Project Hail Mary Review – Interstellar

As handsome as Hollywood star Ryan Gosling, he wouldn’t have made it far and getting top-notch roles if he weren’t a great actor. From La La Land to The Nice Guys (my personal favourite Gosling film) to Blade Runner 2049, he’s one of Hollywood’s affable chameleons who can play any sort of role and pull it off with so much genuine charisma and comedic timing.

But to act all on his own and to carry the majority of a film where he’s working with practical effects? That does take skill to make it believable and its viewers to buy into the immersion of a “one man show”. That is apparent in the new scifi film Project Hail Mary, where Gosling hits it out of the ballpark in his role as science teacher-turned-makeshift-astronaut Ryland Grace.

One Shot

In Project Hail Mary, Ryland Grace is in a spaceship with the sole mission of solving the problem of Earth’s Sun dying. Along the way, he accidentally bumps into an alien ship piloted solely by a sentient rock lifeform named, well, Rocky (voiced by James Ortiz), as they’re both on similar missions and have to work together. As the narrative flows along, we get to see flashbacks of Grace’s time on Earth leading up to how he got in the spaceship in the first place, with the whole mission sorted out by high level government bigwig Eva Stratt (Sandra Huller).

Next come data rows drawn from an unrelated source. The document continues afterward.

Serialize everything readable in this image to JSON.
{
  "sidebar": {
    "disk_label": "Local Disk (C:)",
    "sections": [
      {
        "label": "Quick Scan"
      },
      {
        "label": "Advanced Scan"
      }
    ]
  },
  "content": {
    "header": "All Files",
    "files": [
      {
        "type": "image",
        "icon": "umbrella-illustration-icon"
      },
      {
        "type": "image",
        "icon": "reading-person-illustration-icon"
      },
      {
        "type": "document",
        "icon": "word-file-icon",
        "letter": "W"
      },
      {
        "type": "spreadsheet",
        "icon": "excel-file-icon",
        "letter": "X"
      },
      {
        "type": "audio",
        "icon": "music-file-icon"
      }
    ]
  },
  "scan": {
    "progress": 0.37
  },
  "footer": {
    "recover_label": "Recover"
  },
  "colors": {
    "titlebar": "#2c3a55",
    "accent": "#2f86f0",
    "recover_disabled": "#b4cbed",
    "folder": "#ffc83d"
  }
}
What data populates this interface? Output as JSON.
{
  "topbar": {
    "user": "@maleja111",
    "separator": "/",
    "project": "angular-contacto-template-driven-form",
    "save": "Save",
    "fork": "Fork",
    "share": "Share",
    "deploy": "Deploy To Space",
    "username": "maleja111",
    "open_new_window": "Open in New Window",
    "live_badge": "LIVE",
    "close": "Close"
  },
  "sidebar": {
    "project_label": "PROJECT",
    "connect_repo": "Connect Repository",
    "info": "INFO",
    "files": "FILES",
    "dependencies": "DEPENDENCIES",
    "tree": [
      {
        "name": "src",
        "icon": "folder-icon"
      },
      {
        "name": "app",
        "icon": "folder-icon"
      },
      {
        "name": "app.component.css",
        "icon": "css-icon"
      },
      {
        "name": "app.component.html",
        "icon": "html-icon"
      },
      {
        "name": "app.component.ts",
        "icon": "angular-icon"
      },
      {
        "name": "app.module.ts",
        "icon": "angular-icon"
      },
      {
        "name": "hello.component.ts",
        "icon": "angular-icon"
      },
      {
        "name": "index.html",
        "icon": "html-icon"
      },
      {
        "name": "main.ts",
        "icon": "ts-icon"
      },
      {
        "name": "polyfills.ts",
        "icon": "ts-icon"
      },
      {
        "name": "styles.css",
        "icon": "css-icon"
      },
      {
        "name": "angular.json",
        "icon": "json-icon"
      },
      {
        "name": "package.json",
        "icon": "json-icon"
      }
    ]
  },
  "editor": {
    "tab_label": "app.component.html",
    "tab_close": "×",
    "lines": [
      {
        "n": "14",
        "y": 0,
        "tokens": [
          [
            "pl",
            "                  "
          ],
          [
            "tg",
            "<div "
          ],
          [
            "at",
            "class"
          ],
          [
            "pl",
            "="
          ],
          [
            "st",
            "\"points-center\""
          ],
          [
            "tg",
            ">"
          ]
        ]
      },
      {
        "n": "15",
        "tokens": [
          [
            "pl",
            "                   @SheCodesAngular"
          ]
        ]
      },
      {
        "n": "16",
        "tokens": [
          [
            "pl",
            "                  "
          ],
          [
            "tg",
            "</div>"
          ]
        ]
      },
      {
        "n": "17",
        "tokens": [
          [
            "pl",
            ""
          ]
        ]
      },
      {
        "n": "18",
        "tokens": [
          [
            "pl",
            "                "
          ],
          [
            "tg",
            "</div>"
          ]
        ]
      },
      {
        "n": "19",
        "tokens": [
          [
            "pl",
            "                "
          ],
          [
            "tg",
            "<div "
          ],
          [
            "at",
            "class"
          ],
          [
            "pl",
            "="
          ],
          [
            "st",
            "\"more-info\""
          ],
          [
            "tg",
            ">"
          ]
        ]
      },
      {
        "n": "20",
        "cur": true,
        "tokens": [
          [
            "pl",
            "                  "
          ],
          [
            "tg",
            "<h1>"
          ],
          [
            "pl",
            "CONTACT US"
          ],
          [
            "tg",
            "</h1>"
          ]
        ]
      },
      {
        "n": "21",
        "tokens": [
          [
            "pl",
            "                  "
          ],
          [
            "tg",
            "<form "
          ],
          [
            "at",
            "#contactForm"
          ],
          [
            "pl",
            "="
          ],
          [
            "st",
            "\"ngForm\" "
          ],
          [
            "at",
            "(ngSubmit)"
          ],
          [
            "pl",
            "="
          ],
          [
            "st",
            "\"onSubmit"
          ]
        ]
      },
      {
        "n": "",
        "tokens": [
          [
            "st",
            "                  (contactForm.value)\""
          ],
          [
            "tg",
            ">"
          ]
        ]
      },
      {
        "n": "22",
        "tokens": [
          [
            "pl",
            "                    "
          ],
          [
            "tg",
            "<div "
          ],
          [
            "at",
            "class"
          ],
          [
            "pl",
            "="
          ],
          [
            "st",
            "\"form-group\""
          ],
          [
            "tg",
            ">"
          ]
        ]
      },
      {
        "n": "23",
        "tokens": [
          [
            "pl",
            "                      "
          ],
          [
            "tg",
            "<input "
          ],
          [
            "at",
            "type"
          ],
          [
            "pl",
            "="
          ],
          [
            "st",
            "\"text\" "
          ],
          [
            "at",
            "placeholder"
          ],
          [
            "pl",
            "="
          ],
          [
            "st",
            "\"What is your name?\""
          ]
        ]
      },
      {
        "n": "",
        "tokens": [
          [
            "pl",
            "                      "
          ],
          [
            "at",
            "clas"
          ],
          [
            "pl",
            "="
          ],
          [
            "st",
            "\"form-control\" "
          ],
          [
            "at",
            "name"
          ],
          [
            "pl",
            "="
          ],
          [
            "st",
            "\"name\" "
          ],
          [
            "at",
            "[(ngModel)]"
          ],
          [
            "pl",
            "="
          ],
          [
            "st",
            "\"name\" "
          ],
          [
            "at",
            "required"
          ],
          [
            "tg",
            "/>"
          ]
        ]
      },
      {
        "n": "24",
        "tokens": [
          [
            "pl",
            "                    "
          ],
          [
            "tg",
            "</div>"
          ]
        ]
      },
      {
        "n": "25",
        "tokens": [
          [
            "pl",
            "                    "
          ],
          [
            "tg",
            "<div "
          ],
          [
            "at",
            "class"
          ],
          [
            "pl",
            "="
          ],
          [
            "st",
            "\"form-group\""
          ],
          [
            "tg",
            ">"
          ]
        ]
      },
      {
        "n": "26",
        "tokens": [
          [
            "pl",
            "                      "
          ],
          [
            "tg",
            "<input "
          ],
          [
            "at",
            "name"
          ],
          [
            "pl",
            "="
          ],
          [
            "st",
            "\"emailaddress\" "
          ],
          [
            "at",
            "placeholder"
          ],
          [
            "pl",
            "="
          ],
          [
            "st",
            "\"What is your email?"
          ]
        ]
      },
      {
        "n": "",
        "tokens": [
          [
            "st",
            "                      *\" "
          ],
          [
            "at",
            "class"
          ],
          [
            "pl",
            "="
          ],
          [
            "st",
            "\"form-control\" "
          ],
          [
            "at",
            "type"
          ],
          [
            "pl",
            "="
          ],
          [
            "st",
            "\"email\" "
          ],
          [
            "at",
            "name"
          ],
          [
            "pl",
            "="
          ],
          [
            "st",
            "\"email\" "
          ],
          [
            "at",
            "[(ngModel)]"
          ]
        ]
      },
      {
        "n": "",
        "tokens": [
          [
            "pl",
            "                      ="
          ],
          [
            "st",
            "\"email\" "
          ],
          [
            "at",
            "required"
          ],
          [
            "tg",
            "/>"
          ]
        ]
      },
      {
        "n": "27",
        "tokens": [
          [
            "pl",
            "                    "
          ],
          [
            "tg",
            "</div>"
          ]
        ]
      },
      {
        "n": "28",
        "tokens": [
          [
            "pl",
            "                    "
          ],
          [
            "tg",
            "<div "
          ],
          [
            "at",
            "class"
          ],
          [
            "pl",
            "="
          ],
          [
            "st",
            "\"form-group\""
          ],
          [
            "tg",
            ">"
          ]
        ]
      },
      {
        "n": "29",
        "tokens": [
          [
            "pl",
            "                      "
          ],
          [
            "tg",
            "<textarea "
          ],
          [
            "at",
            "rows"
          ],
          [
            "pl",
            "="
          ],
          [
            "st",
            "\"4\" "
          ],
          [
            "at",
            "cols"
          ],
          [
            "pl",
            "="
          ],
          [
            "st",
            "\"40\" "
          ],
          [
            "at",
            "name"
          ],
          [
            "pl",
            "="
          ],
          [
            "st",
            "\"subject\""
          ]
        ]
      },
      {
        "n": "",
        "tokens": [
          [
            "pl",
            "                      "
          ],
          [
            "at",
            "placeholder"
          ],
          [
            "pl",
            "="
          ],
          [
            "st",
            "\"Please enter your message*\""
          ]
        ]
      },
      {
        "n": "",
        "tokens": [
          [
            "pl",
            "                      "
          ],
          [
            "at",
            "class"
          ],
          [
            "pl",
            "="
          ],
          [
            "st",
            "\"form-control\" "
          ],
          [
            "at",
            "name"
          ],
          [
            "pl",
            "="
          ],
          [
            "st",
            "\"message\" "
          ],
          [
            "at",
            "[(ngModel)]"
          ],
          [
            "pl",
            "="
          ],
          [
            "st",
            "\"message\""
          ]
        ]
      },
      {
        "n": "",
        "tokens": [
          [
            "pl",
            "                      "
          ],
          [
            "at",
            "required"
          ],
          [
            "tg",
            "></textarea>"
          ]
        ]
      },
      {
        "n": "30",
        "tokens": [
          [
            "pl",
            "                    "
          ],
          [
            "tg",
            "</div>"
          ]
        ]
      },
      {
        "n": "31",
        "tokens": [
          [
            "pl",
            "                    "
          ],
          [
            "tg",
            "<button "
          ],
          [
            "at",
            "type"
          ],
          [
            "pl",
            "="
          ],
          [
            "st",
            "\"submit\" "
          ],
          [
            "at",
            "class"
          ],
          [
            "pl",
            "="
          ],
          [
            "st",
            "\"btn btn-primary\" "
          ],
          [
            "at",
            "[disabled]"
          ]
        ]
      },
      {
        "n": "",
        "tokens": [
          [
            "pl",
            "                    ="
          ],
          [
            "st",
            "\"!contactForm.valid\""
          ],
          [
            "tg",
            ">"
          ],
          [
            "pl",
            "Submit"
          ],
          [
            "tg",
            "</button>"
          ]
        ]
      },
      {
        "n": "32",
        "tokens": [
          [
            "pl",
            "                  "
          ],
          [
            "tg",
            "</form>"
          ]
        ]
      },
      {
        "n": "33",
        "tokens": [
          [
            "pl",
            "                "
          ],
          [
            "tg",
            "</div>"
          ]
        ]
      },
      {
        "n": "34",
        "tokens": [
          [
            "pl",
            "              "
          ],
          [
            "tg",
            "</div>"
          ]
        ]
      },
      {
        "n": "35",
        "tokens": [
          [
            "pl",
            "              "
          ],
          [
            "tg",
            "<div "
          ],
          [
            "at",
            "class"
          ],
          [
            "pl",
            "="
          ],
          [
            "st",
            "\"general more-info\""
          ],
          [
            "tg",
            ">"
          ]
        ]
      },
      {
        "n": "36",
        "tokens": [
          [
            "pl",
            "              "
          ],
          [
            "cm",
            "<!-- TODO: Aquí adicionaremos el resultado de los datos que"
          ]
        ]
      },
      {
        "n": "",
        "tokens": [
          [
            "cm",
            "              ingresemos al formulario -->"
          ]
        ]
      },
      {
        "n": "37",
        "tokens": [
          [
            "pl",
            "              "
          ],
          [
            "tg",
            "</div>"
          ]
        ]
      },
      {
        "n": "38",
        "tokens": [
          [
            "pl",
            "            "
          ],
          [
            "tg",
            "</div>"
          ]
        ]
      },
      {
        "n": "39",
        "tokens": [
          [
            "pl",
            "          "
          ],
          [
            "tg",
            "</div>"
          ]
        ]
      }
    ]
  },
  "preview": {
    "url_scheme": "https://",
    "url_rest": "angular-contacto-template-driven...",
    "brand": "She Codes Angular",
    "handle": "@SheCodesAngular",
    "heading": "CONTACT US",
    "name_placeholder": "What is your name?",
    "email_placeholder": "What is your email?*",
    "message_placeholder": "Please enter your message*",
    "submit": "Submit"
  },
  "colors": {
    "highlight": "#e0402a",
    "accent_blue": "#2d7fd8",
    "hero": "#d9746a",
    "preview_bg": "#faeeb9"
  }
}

The film starts off with Grace getting semi-amnesia in the spaceship, with him piecing his story and mission together, hence the flashbacks. They all transition smoothly and really make us relate to Grace’s predicament and how his work ends up being the crux of the mission and the show’s title, with a good amount of science talk broken down easily for us mere mortals to digest. I really dig how it goes back and forth but still keep focus on the show’s main hook: Grace and Rocky teaming up and being close friends throughout the space trek into the semi-unknown. Like I said before, Gosling has to work alone in front of said effects and animatronics, and he really pulls it off with his acting and portrayal as a cowardly science teacher put in an inteniable situation, but eventually growing a pair and getting a little push from his alien friend. Our extraterrestial comrade Rocky is also made believable and written really well, as if the impressive set design and non-green screen displays and elaborate environments weren’t marvellous spectacles. It’s a lost art that I’m glad the Lord-Miller director and production combo has pulled off superbly.

If I had any complaints, it’s that some of the flashbacks in the second half of the film could have been paced better. They do serve their purpose story-wise, but it does feel like it’s stalling for time at certain moments. Then again, the show’s writing is really well-executed to the point where that bit is just me really nitpicking.

Rock Solid

All in all, there’s a lot of optimism and hope radiating from a film where the Earth’s sun is dying and our heroes are stranded in space far away from their points of origin. You can believe a faceless rock alien midget can make you emotional; cry even. The two-personnel-on-a-ship-stranded-in-space gimmick is done up well thanks to its very uplifting spirit and presentation, its script and dialogue (with some of it from the whale sonar-sounding alien), and esoteric-yet-harmonious score.

Project Hail Mary is a once-in-a-lifetime kind of sci-fi film that ends up beyond the stars; a “hope-core” movie that delivers all the feels and pathos of emotions, genuinely as enthralling as a Steven Spielberg flick without too much of the whimsy that’s usually on his titles.